Towards the end of the tour he told his diary: "4,0000 people. They scare me." And: "Really tired now, wish it was all over."
Nobody bothered to see off Bill and the boys when they left Southampton
one dark March day. The trains now appeared forlorn and harmless. The
hotels had their curtains pulled shut.
Lots of money had been made on the British tour but lots of pumping
hearts and excited loins had been lost. Bill Haley & The Comets
were not what they'd appeared to be. Said the London Observer: "Mr.

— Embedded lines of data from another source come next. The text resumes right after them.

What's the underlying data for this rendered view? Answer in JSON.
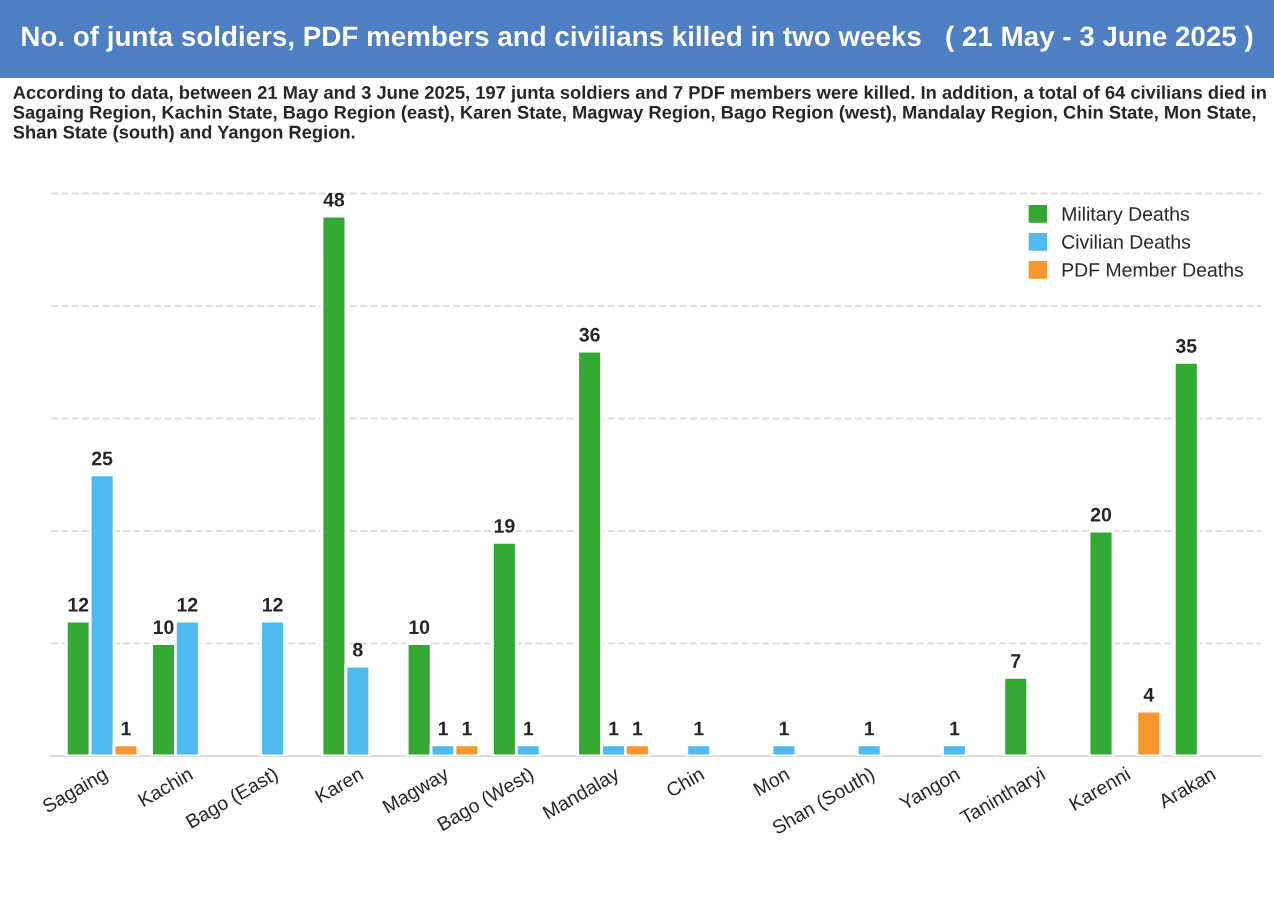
{
  "chart_data": {
    "type": "bar",
    "title": "No. of junta soldiers, PDF members and civilians killed in two weeks   ( 21 May - 3 June 2025 )",
    "subtitle": "According to data, between 21 May and 3 June 2025, 197 junta soldiers and 7 PDF members were killed. In addition, a total of 64 civilians died in Sagaing Region, Kachin State, Bago Region (east), Karen State, Magway Region, Bago Region (west), Mandalay Region, Chin State, Mon State, Shan State (south) and Yangon Region.",
    "categories": [
      "Sagaing",
      "Kachin",
      "Bago (East)",
      "Karen",
      "Magway",
      "Bago (West)",
      "Mandalay",
      "Chin",
      "Mon",
      "Shan (South)",
      "Yangon",
      "Tanintharyi",
      "Karenni",
      "Arakan"
    ],
    "series": [
      {
        "name": "Military Deaths",
        "color": "#33a833",
        "values": [
          12,
          10,
          null,
          48,
          10,
          19,
          36,
          null,
          null,
          null,
          null,
          7,
          20,
          35
        ]
      },
      {
        "name": "Civilian Deaths",
        "color": "#4dbbee",
        "values": [
          25,
          12,
          12,
          8,
          1,
          1,
          1,
          1,
          1,
          1,
          1,
          null,
          null,
          null
        ]
      },
      {
        "name": "PDF Member Deaths",
        "color": "#f7962d",
        "values": [
          1,
          null,
          null,
          null,
          1,
          null,
          1,
          null,
          null,
          null,
          null,
          null,
          4,
          null
        ]
      }
    ],
    "yticks": [
      {
        "value": 0,
        "label": null
      },
      {
        "value": 10,
        "label": null
      },
      {
        "value": 20,
        "label": null
      },
      {
        "value": 30,
        "label": null
      },
      {
        "value": 40,
        "label": null
      },
      {
        "value": 50,
        "label": null
      }
    ],
    "grid": "y",
    "legend": "top right",
    "data_labels": true,
    "tick_labels": "x"
  }
}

Haley turns out to be a nice kid, just like us, who drinks milk and
wants to make young people happy." That was a problem if you wanted
rock longevity with an ending worthy of Valhalla.

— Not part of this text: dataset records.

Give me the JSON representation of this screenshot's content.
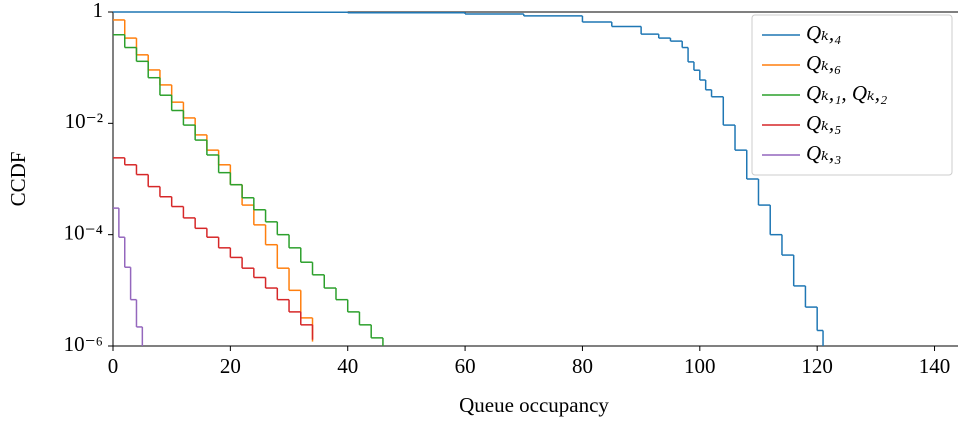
{
  "chart_data": {
    "type": "step",
    "log_y": true,
    "legend": "upper right",
    "xlabel": "Queue occupancy",
    "ylabel": "CCDF",
    "xlim": [
      0,
      144
    ],
    "xticks": [
      0,
      20,
      40,
      60,
      80,
      100,
      120,
      140
    ],
    "ylim": [
      1e-06,
      1
    ],
    "yticks": [
      {
        "value": 1e-06,
        "label": "10⁻⁶"
      },
      {
        "value": 0.0001,
        "label": "10⁻⁴"
      },
      {
        "value": 0.01,
        "label": "10⁻²"
      },
      1
    ],
    "series": [
      {
        "name": "Qₖ,₄",
        "color": "#1f77b4",
        "x": [
          0,
          20,
          40,
          60,
          70,
          80,
          85,
          90,
          93,
          95,
          97,
          98,
          99,
          100,
          101,
          102,
          104,
          106,
          108,
          110,
          112,
          114,
          116,
          118,
          120,
          121
        ],
        "values": [
          1,
          0.99,
          0.97,
          0.92,
          0.85,
          0.66,
          0.55,
          0.4,
          0.34,
          0.3,
          0.23,
          0.127,
          0.09,
          0.06,
          0.04,
          0.03,
          0.0093,
          0.0033,
          0.001,
          0.00034,
          0.0001,
          4.3e-05,
          1.2e-05,
          5e-06,
          1.9e-06,
          1e-06
        ]
      },
      {
        "name": "Qₖ,₆",
        "color": "#ff7f0e",
        "x": [
          0,
          2,
          4,
          6,
          8,
          10,
          12,
          14,
          16,
          18,
          20,
          22,
          24,
          26,
          28,
          30,
          32,
          34
        ],
        "values": [
          0.72,
          0.34,
          0.17,
          0.091,
          0.049,
          0.024,
          0.0125,
          0.0062,
          0.0033,
          0.0018,
          0.00079,
          0.00034,
          0.00015,
          6.6e-05,
          2.5e-05,
          1e-05,
          3.2e-06,
          1.2e-06
        ]
      },
      {
        "name": "Qₖ,₁, Qₖ,₂",
        "color": "#2ca02c",
        "x": [
          0,
          2,
          4,
          6,
          8,
          10,
          12,
          14,
          16,
          18,
          20,
          22,
          24,
          26,
          28,
          30,
          32,
          34,
          36,
          38,
          40,
          42,
          44,
          46
        ],
        "values": [
          0.39,
          0.23,
          0.13,
          0.066,
          0.032,
          0.017,
          0.0093,
          0.005,
          0.0027,
          0.0013,
          0.00079,
          0.00046,
          0.00028,
          0.00017,
          0.0001,
          5.8e-05,
          3.2e-05,
          1.9e-05,
          1.1e-05,
          6.8e-06,
          4.1e-06,
          2.4e-06,
          1.4e-06,
          1e-06
        ]
      },
      {
        "name": "Qₖ,₅",
        "color": "#d62728",
        "x": [
          0,
          2,
          4,
          6,
          8,
          10,
          12,
          14,
          16,
          18,
          20,
          22,
          24,
          26,
          28,
          30,
          32,
          34
        ],
        "values": [
          0.0024,
          0.0018,
          0.0012,
          0.00073,
          0.00048,
          0.00032,
          0.0002,
          0.00013,
          9e-05,
          5.8e-05,
          3.9e-05,
          2.5e-05,
          1.7e-05,
          1.1e-05,
          6.8e-06,
          4.1e-06,
          2.4e-06,
          1.3e-06
        ]
      },
      {
        "name": "Qₖ,₃",
        "color": "#9467bd",
        "x": [
          0,
          1,
          2,
          3,
          4,
          5
        ],
        "values": [
          0.0003,
          9e-05,
          2.6e-05,
          6.8e-06,
          2.2e-06,
          1e-06
        ]
      }
    ]
  }
}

That Bill Haley & The Comets were no longer hot was clear from the
charts. Like a comet they had made spectacular dust and gas but now
they were streaming away somewhere beyond the pop orbit. Their records
slipped off the charts as the new boys moved up. "Rock Around The
Clock," much revived, was to be Bill's signature tune, his only tune.
Back at school I closed my file on Bill, sorry to say. Elvis gripped
me. Skiffle enabled me to buy a cheap guitar and flay and wail. No
band, no scotch plaid tux, no vaudeville. Do it yourself and on the
cheap. The end of show biz, the beginning of the British Invasion. And
I was to roll in on that wave.
During the 1970s, when I'd started living in Hollywood, I found myself one night at a music venue called The Red Velvet.

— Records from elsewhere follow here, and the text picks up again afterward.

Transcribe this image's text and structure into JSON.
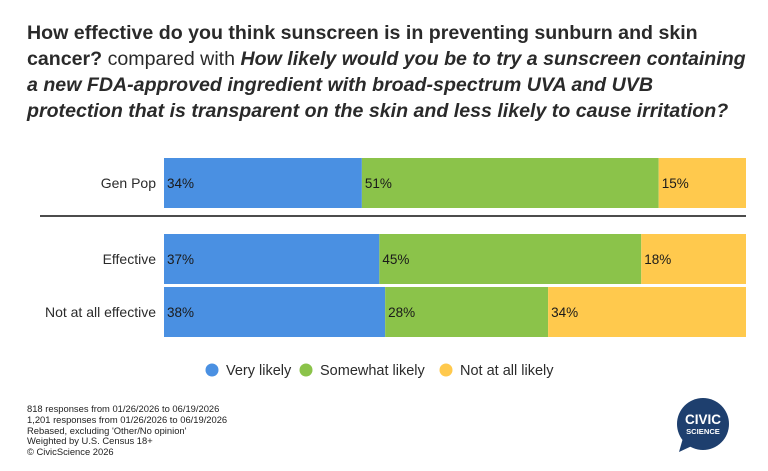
{
  "title": {
    "bold_part": "How effective do you think sunscreen is in preventing sunburn and skin cancer?",
    "plain_part": "compared with",
    "italic_part": "How likely would you be to try a sunscreen containing a new FDA-approved ingredient with broad-spectrum UVA and UVB protection that is transparent on the skin and less likely to cause irritation?"
  },
  "chart_data": {
    "type": "bar",
    "orientation": "horizontal",
    "stacked": true,
    "percent_stacked": true,
    "categories": [
      "Gen Pop",
      "Effective",
      "Not at all effective"
    ],
    "series": [
      {
        "name": "Very likely",
        "color": "#4a90e2",
        "values": [
          34,
          37,
          38
        ],
        "labels": [
          "34%",
          "37%",
          "38%"
        ]
      },
      {
        "name": "Somewhat likely",
        "color": "#8bc34a",
        "values": [
          51,
          45,
          28
        ],
        "labels": [
          "51%",
          "45%",
          "28%"
        ]
      },
      {
        "name": "Not at all likely",
        "color": "#ffc94d",
        "values": [
          15,
          18,
          34
        ],
        "labels": [
          "15%",
          "18%",
          "34%"
        ]
      }
    ],
    "xlim": [
      0,
      100
    ],
    "grid": false,
    "separator_after_category": "Gen Pop",
    "legend_position": "bottom"
  },
  "footnotes": [
    "818 responses from 01/26/2026 to 06/19/2026",
    "1,201 responses from 01/26/2026 to 06/19/2026",
    "Rebased, excluding 'Other/No opinion'",
    "Weighted by U.S. Census 18+",
    "© CivicScience 2026"
  ],
  "logo": {
    "line1": "CIVIC",
    "line2": "SCIENCE",
    "color": "#1e3f6e"
  }
}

Dick Clark, of "American Bandstand" was there and we said hello since
Dick knew me from my days as an Invader. Many times had I guested on
his show with my one big hit, "You Turn Me On." Being a gentleman and
knowing of my interest in old-time rock ‘n' roll he introduced me to a
chubby-faced man hovering behind him. "Say hello to Bill Haley." I
certainly did and later we retired to a corner where we chatted. Haley
seemed kindly but watchful. He wasn't easy on the drinks but then I'd
always been fond of Jack Daniels, too. He treated me like a brother act
and I remember him saying: "I guess, like you tell me, I was the first
conductor on that rocking train. But I lost control somewhere along the
way.
We both just got caught up in it. We happened to be there at the time,
the place, and the beat. We made our mark, didn't we, didn't we?"
I told Bill that "Rock Around The Clock" is a lode-star. A masterpiece
that stands alone, indefatigable, unrepeatable. He looked at me a
little oddly but he smiled and shook my hand.
A little later I read reports about his living in a garage in
Harlingen, Texas, making desultory appearances at the local "Sambas"
family restaurant. "I'm the guy who wrote ‘Rock Around The Clock," he
tell whoever cared to listen, displaying his driving license.
He was found dead on February 9, 1981. He'd been dead for six hours.